Work done during process 1–2 is

W_{12}=-\int\limits_{V_1}^{V_2}{P}dV =0,

with heat transfer during process 1–2 of

Q_{12}=\Delta U_{12}-{W}/{_{12}}=\Delta U_{12}=mc_{v}(T_2-T_1).

Q_{12}=0.364 \ 07 \ kg \times 0.745 \ kJ/kgK (606.3 \ K-303.15 \ K)=82.2240 \ kJ.

Work done during process 2–3 is

W_{23}=-\int\limits_{V_2}^{V_3}{P} dV=-P_3(V_3-V_2)=-(P_3V_3-P_2V_2)=-mR(T_3-T_2),

W_{23}=-0.364 \ 07 \ kg \times 0.299 \ kJ/kgK (1212.6 \ K -606.3 \ K)=-66.0000 \ kJ.

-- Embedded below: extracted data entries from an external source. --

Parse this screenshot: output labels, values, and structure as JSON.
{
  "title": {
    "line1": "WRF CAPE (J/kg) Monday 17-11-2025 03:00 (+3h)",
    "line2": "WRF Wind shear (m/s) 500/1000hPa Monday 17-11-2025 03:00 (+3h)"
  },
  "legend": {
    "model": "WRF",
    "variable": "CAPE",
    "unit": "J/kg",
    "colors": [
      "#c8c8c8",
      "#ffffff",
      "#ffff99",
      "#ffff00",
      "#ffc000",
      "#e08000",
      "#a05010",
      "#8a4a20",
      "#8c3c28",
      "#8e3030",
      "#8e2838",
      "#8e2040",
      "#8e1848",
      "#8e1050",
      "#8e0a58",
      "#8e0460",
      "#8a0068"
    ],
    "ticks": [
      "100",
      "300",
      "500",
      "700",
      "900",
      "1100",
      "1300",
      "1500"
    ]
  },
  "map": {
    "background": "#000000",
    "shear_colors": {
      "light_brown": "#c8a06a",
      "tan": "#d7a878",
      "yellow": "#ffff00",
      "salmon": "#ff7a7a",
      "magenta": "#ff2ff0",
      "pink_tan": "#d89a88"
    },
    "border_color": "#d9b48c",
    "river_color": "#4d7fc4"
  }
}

Heat transfer during process 2–3 is

Q_{23}=\Delta U_{23}-W_{23}=mc_v(T_3-T_2)-W_{23},

Q_{23}=0.364 \ 07 \ kg \times 0.745 \ kJ/kgK(1212.6 \ K-606.3 \ K)+66 \ kJ=230.448 \ kJ.

Total work done is

W_{total}=W_{12}+W_{23}=-66 \ kJ.

Total heat transfer is

Q_{total}=Q_{12}+Q_{23}=82.224 \ kJ+230.448 \ kJ=312.672 \ kJ.

Answer: The system does 66.00 kJ of work on the surroundings while 312.7 kJ of heat is added to it.